While these are the general principles which should guide the court in such cases, it is impossible to lay down a catalogue of causes which may be
considered sufficient. Yet there are well known causes which prevent litigants from filing appeals or other proceedings within the prescribed time.
Erroneous legal advice, sickness, distance from the court or lawyer''s office and poverty are some of the causes which may be considered as
sufficient. John vs. Mammukutty (1985 KLT 55).

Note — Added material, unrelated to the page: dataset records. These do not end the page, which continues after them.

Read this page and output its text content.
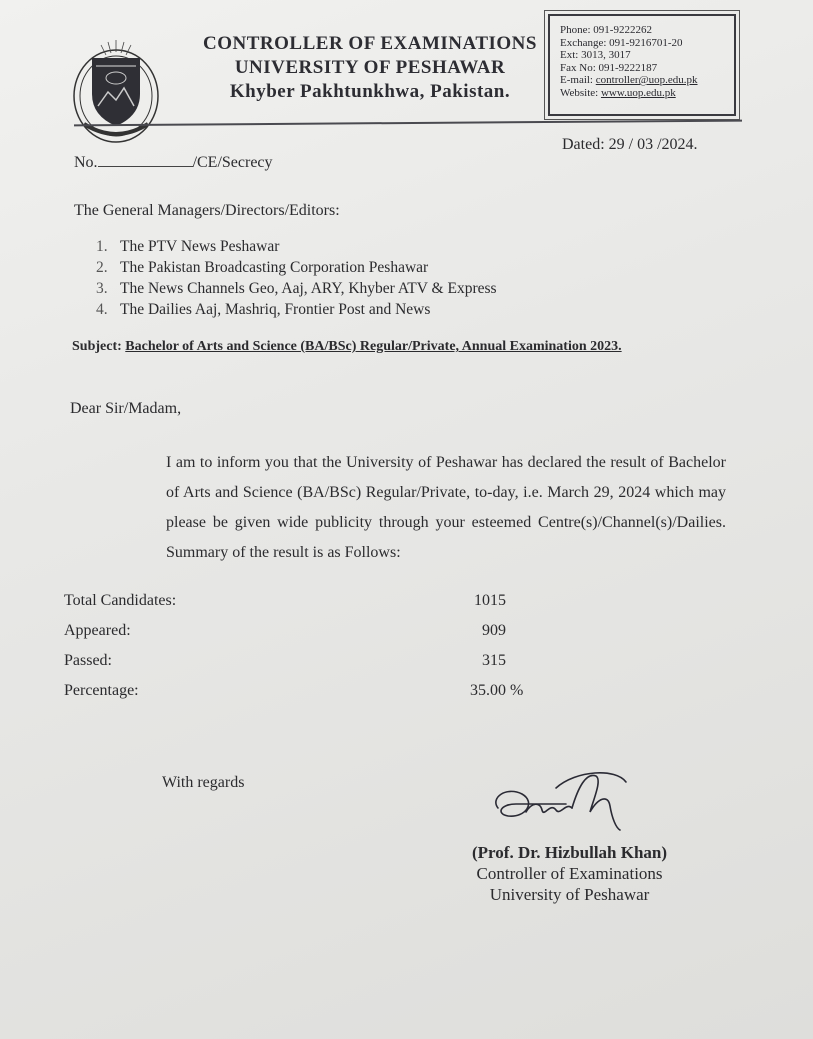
CONTROLLER OF EXAMINATIONS
UNIVERSITY OF PESHAWAR
Khyber Pakhtunkhwa, Pakistan.
Phone: 091-9222262
Exchange: 091-9216701-20
Ext: 3013, 3017
Fax No: 091-9222187
E-mail: controller@uop.edu.pk
Website: www.uop.edu.pk
Dated: 29 / 03 /2024.
No.	/CE/Secrecy
The General Managers/Directors/Editors:
1. The PTV News Peshawar
2. The Pakistan Broadcasting Corporation Peshawar
3. The News Channels Geo, Aaj, ARY, Khyber ATV & Express
4. The Dailies Aaj, Mashriq, Frontier Post and News
Subject: Bachelor of Arts and Science (BA/BSc) Regular/Private, Annual Examination 2023.
Dear Sir/Madam,
I am to inform you that the University of Peshawar has declared the result of Bachelor of Arts and Science (BA/BSc) Regular/Private, to-day, i.e. March 29, 2024 which may please be given wide publicity through your esteemed Centre(s)/Channel(s)/Dailies. Summary of the result is as Follows:
Total Candidates:	1015
Appeared:	909
Passed:	315
Percentage:	35.00 %
With regards
(Prof. Dr. Hizbullah Khan)
Controller of Examinations
University of Peshawar
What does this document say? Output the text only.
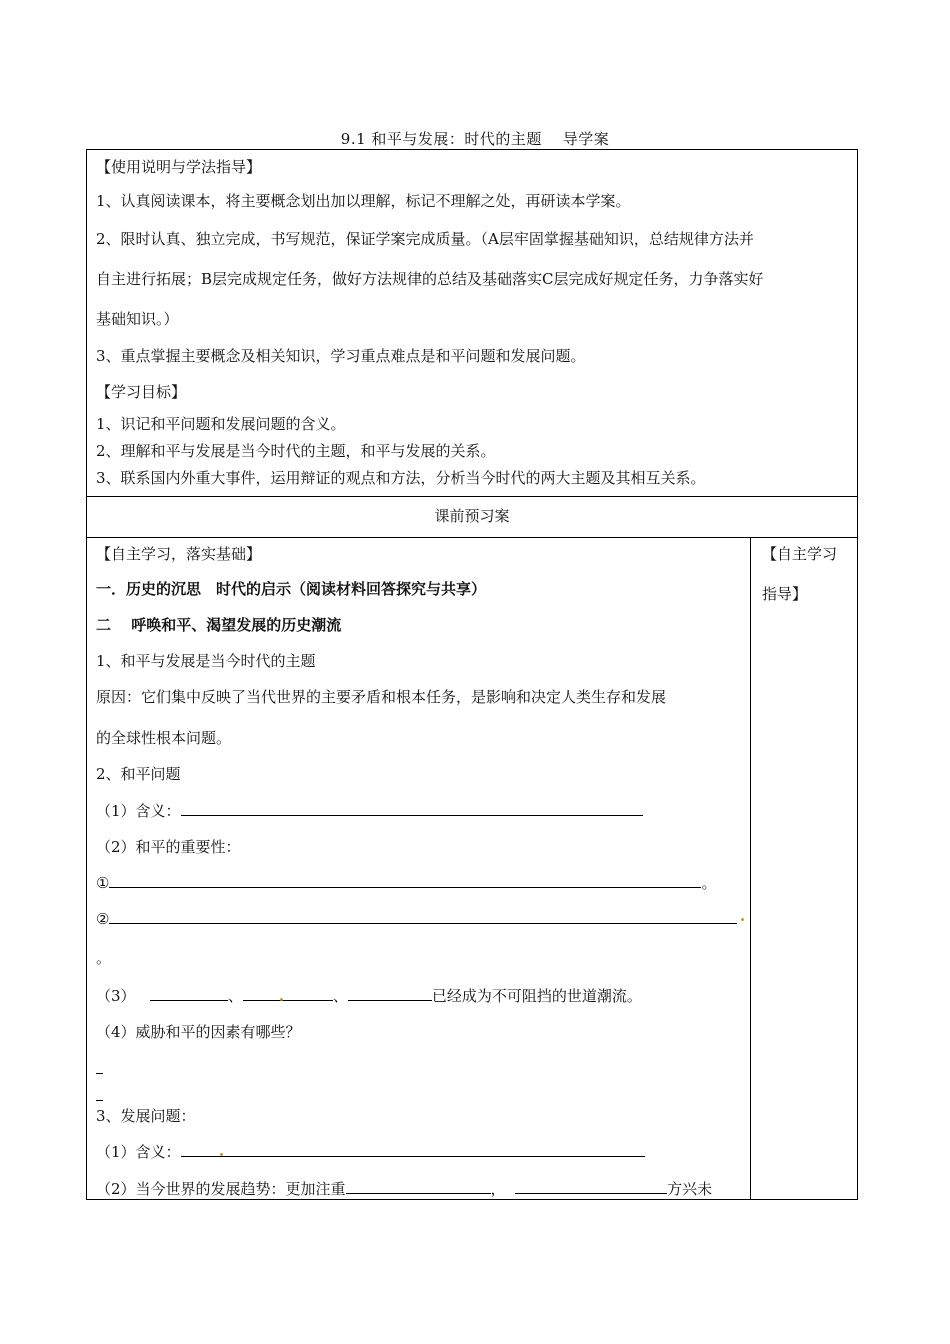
9.1 和平与发展：时代的主题　 导学案
【使用说明与学法指导】
1、认真阅读课本，将主要概念划出加以理解，标记不理解之处，再研读本学案。
2、限时认真、独立完成，书写规范，保证学案完成质量。（A层牢固掌握基础知识，总结规律方法并
自主进行拓展；B层完成规定任务，做好方法规律的总结及基础落实C层完成好规定任务，力争落实好
基础知识。）
3、重点掌握主要概念及相关知识，学习重点难点是和平问题和发展问题。
【学习目标】
1、识记和平问题和发展问题的含义。
2、理解和平与发展是当今时代的主题，和平与发展的关系。
3、联系国内外重大事件，运用辩证的观点和方法，分析当今时代的两大主题及其相互关系。
课前预习案
【自主学习，落实基础】
一．历史的沉思　时代的启示（阅读材料回答探究与共享）
二　 呼唤和平、渴望发展的历史潮流
1、和平与发展是当今时代的主题
原因：它们集中反映了当代世界的主要矛盾和根本任务，是影响和决定人类生存和发展
的全球性根本问题。
2、和平问题
（1）含义：
（2）和平的重要性：
①	。
②
。
（3）	、	、	已经成为不可阻挡的世道潮流。
（4）威胁和平的因素有哪些？
3、发展问题：
（1）含义：
（2）当今世界的发展趋势：更加注重	，	方兴未
【自主学习
指导】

10. The question is whether the appellant''s belief that she was not adversely affected by the judgment and decrees dismissing the suits against her
can be said to be ""sufficient cause"". A belief based on erroneous legal advice may be attributable to the advisor thereby making the appellant
innocent. But in this case the petitioner did not even seek advice until 1992. The petitioner did not even apply for certified copies of the judgment
and decree for the purpose of filing these two appeals. She was satisfied with the success in having the suits against her dismissed. She did not
therefore feel aggrieved by the judgment notwithstanding the fact that her case of allotment of properties was left undecided. Twelve years later she
received legal advice that the dismissal of the suit without deciding her cause might operate as res judicata. Such passive indifference may be
excusable where the delay is of a few months or a year, especially if the appellant is not experienced in the procedures of the court. But the
petitioner''s inaction for 12 years is not explained by her belief not based on erroneous legal advice. The conduct of the appellant in not consulting a
lawyer soon after the suits were dismissed, her continued acquiescence in the possession of lands by Sreedharan and the belated awakening,
suggests gross negligence and inaction.
11. After balancing the ""cause"" pleaded by the petitioner against the effect of condoning the delay of 12 years on the rights of the respondents, I
am of the opinion that the respondents, after a lapse of 12 years are entitled to sit back and relax in the thought that the petitioner has given up the
claim for allotment of property pleaded in her written statements. However, liberally I consider the petitioner''s cause, I am unable to persuade
myself to hold that substantial justice will be done by condoning the delay of over 12 years. Her inaction for 12 years is not based on erroneous
legal advice, or other justifiable reasons. The cause for the delay set up by the petitioner is not sufficient to prevent her from filing the appeals within
the period prescribed by law. However, I see no impediment in allowing the C.M.P. No, 7886/1992.and CM P.No. 7899/1992. The filing of
copies of judgments in A. S. 584/1992 and A. S. 581/1992 is dispensed with. However, in view of the judgment in P.A-Oommen, the petitioner is
not entitled to the exclusion of the time spent in obtaining the copy of judgment in O.S 105 of 1957 for filing A. S. No. 584 of 1992 and A.S No.
581 of 1992.
The C.M.P. No. 7885 of 1992 and C. M. P. No. 7896 of 1992 are dismissed.